The neo-Luddites are correct when they charge that computers are doing away with many old jobs like bank teller, telephone operator and gas station attendant. But the new technologies are simultaneously creating new jobs (and mostly better jobs) for technicollar workers to sell, service and manage the machines that now do the work and to upgrade and link the software that run these machines.

The line between professionals and their assistants is blurring, shaking up old hierarchies and linking pay to skills rather than credentials. Hospital technicians run tests and perform other routine tasks that doctors once handled; paralegals research cases by computer and use computers to prepare documents for attorneys; graphics technicians back up designers and architects; financial technicians run specialized software for accountants and auditors. Most technicollar jobs pay solid middle-class wages, and they're among the fastest-growing jobs in America.

Here's the catch: Almost all these jobs require some education and training beyond high school, and the supply of technicollars isn't keeping up with demand. In fact, a shortage of technicollar workers threatens to retard the nation's economic growth. Employers across the country complain that they don't have nearly enough technical sales and support personnel. On surveys conducted by the National Federation of Independent Businesses, small-business owners cite lack of skilled workers as one of the major impediments to their continued growth.

Who's to blame? For years, American companies have loaded up on computers but haven't invested proportionally in training their employees to use them. Private investment in equipment--about a third of it information technology--has grown by 55% since 1991 in real terms. By contrast, business spending on worker training hasn't even kept pace with the growth of the work force. So it's not surprising that, despite all the new equipment, output per worker is still growing at an annual rate of about 1.1%, no faster than in the early 1980s.

Won't market forces lead companies to correct this imbalance and train more technicollar workers? Economists Lisa Lynch and Sandra Black have found that raising the average education level of a company's workers by one year boosts business productivity about 10%.

Unlike new equipment, which the company can own, newly trained technicollar workers are free to walk out the door and sell their skills elsewhere. To make sure they don't leave, companies that make the investments then have to share the returns with their workers in the form of higher paychecks. As a result, companies are reluctant to invest as much in technicollar training as the economy needs.

Will the lure of higher paychecks induce individuals to invest in their own skills? To some extent, of course it does. Record numbers of high school graduates are continuing their educations and community colleges are brimming with adult students. But for too many families, the costs of higher education are prohibitive. College tuition has been increasing nearly three times faster than the growth in household income, while state support for colleges has been plummeting.

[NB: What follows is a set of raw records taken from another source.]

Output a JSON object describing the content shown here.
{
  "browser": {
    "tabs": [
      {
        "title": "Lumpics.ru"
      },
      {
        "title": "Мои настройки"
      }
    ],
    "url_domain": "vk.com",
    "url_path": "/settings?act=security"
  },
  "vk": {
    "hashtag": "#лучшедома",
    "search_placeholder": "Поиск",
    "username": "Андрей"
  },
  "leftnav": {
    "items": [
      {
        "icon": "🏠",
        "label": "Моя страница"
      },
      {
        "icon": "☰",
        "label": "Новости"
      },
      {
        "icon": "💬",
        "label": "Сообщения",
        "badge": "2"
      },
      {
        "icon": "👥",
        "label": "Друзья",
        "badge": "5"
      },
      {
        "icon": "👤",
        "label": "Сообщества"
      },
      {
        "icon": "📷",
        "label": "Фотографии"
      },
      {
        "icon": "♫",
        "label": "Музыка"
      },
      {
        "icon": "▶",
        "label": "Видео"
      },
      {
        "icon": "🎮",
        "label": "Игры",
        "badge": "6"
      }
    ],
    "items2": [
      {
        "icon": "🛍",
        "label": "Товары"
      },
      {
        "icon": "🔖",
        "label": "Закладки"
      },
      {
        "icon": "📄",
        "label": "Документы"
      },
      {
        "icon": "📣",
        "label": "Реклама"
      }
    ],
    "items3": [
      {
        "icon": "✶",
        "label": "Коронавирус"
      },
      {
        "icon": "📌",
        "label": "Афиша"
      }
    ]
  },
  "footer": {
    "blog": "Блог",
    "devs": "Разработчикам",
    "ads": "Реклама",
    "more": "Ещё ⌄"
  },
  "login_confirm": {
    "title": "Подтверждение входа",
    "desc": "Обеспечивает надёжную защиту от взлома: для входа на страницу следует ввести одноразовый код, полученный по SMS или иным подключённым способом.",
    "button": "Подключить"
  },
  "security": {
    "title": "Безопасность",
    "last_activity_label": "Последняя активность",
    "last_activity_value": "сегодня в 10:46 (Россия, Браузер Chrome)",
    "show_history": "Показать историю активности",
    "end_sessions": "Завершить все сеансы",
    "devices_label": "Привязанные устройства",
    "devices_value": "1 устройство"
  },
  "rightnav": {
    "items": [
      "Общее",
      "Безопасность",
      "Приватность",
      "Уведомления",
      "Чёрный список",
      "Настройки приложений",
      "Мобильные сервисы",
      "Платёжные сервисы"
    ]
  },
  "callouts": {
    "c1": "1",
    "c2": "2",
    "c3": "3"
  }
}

Given the current imbalance between smart machines and skilled people, it's ironic that some firms still insist on ever-richer tax breaks for capital equipment, even at the expense of resources for education. There's a better way to spur productivity growth than passing a capital gains tax cut--even if, this time, such a cut were to result in more capital equipment instead of a new round of tax sheltering. It's to reduce the cost of investing in human capital by tax cuts targeted to such investments: For families, tax deductions and refundable credits for continuing education; for companies, tax breaks for employee training.

The biggest impediment to growth in America is not a shortage of physical capital but a shortage of human capital. If we face up to this and fix the investment imbalance, we can parlay the good news about technicollar jobs into a new generation of middle-class prosperity.